Durante las décadas recientes, los avances tecnológicos han sido exponenciales. Las grandes empresas dedicadas al rubro de la tecnología, así como las personas emprendedoras, en muchas ocasiones parecen olvidar la importancia del Estado en el desarrollo y éxito de sus proyectos. Esta concepción, en la cual esas empresas son grandes generadoras de valor y el Estado no debería intervenir, ha sido reforzada por el modelo capitalista que rige la economía mundial. Es precisamente bajo esta lógica que las grandes empresas tecnológicas se han opuesto férreamente a retribuir al Estado, a través del pago de impuestos, como facilitadores de sus operaciones y parte fundamental para seguir innovando y creciendo.

La negativa de las grandes compañías tecnológicas a retribuir al Estado se basa principalmente en el argumento de que hacerlo va en contra del espíritu emprendedor y de la innovación y, por ende, han podido exigir tratamientos fiscales ventajosos.

En todo el mundo, la industria tecnológica ha sido capaz de utilizar estos argumentos para justificar desigualdades en la riqueza y en los ingresos que recompensan de manera descomunal a unos cuantos que, debido a su gran poder económico, han podido convencer a los gobiernos y a las sociedades de que ellos, y no la sociedad en general, son quienes merecen la prosperidad.
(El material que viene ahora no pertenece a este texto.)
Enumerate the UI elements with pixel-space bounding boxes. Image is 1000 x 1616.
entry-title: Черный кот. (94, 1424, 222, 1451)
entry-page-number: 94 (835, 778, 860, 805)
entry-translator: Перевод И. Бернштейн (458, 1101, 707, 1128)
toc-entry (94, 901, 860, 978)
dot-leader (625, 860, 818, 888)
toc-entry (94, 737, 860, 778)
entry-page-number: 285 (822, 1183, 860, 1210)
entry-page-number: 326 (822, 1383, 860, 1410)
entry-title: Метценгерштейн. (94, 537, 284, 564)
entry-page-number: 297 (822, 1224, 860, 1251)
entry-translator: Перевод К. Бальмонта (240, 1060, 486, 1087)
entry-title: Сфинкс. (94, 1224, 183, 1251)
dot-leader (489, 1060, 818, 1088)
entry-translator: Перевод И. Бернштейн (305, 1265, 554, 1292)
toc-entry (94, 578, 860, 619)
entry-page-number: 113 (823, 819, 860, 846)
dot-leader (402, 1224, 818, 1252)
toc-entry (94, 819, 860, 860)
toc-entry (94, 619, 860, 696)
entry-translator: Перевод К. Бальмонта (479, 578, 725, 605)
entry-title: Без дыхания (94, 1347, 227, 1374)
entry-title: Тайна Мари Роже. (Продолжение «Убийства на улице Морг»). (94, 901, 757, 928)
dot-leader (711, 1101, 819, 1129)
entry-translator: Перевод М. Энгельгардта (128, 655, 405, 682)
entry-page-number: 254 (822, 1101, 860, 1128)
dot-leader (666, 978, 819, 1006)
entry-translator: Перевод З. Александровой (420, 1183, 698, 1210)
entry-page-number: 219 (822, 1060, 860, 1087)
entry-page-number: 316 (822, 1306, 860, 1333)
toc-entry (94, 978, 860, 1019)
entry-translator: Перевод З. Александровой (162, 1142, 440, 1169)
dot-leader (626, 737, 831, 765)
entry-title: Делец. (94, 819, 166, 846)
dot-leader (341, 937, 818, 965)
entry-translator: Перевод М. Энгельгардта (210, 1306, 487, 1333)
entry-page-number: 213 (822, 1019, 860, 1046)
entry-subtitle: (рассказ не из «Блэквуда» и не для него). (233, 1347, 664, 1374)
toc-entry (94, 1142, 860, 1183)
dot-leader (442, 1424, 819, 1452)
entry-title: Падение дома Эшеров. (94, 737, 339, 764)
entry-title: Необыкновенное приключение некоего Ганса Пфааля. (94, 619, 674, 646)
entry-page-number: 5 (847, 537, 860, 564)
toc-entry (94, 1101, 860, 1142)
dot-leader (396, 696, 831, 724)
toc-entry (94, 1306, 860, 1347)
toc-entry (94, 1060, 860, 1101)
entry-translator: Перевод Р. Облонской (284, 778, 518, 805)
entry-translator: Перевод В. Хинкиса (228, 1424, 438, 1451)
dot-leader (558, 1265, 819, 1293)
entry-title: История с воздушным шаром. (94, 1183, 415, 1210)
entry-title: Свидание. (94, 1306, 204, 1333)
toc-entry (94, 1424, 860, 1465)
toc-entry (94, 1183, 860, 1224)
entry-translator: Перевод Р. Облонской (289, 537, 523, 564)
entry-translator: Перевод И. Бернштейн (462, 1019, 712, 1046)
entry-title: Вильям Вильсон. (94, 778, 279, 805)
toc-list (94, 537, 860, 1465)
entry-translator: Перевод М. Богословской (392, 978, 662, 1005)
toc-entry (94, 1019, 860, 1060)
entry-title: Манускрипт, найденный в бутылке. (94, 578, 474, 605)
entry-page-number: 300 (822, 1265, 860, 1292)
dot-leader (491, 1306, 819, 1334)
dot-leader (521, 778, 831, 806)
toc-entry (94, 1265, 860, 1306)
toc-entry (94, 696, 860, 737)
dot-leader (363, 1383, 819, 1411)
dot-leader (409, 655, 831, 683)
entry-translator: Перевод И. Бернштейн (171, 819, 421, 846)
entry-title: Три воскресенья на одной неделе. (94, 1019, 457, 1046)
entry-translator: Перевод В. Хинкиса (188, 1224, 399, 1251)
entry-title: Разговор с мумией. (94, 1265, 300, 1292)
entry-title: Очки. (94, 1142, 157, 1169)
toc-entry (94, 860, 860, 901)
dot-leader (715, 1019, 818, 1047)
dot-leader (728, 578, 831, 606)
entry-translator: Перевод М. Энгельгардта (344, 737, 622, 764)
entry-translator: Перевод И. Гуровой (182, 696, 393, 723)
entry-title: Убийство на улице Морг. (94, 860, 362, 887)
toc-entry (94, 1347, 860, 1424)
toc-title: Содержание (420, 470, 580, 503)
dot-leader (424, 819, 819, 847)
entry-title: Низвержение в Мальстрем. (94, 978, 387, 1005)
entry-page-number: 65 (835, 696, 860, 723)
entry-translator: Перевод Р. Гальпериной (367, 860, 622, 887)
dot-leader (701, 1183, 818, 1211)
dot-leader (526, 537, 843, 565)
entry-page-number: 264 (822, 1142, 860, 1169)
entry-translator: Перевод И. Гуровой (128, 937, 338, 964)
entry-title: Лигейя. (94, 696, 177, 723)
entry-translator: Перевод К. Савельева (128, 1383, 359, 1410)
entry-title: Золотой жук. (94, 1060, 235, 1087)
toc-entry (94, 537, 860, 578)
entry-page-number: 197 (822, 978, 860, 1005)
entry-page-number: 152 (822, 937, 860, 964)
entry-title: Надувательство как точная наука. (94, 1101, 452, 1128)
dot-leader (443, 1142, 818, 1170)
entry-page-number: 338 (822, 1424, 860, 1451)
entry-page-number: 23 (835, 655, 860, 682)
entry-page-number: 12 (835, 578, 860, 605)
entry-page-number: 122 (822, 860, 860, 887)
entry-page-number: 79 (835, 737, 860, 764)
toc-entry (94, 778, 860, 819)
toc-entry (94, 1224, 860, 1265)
En México, estos abusos han sido aún más marcados, pues la mayoría de las empresas tecnológicas que logran incrementar sus ingresos ofreciendo sus productos y servicios en nuestro país no retribuyen nada a cambio a los contribuyentes, cuyos impuestos sirven para generar la infraestructura nacional de la cual las compañías tecnológicas hacen uso.

Convencidos de que el Estado es un actor importante en el proceso de innovación, que no puede seguir subyugado a los intereses económicos, la semana pasada presenté, en el Senado de la República, una iniciativa para que estas plataformas digitales paguen impuestos en nuestro país y que, además, un porcentaje mínimo de sus contenidos sea nacional.

Tan sólo el año pasado,Netflix tenía 8.3 millones de suscripciones en nuestro país; si consideramos que cada cuenta, en promedio, cuesta 150 pesos mexicanos al mes, entonces podemos inferir que en territorio nacional esa plataforma obtiene ingresos de aproximadamente 14,940 millones de pesos al año. México aporta el 13 por ciento de todas las personas usuarias de esta plataforma digital, por ende, representa también una importante parte de sus ingresos. Éste es solo un ejemplo de lo valioso que es el mercado nacional para este tipo de plataformas, y también de la gran influencia que éstas tienen en nuestro día a día.

Durante décadas, la economía mundial ha estado dominada por las grandes corporaciones; bajo la  dinámica rapaz del mercado, éstas —muchas veces— han logrado que la lógica económica esté por encima del gobierno; por ello, iniciativas como ésta buscan volver a darle la fuerza necesaria al Estado, haciendo valer su importancia como creador y distribuidor de riqueza y como un ente capaz de corregir las fallas ocasionadas por el libre mercado, como lo es la desigualdad en el ingreso.

Es un hecho también que los millones de mexicanas y mexicanos que utilizan las plataformas se ven beneficiados por su existencia, pues obtienen acceso a nuevos medios de entretenimiento, pero —debemos tenerlo presente— lo hacen pagando un precio justo por ello. La iniciativa busca, precisamente, que las plataformas digitales retribuyan una cantidad justa a todos los contribuyentes y que, al mismo tiempo, se incentive la colaboración entre éstas y nuestra industria local.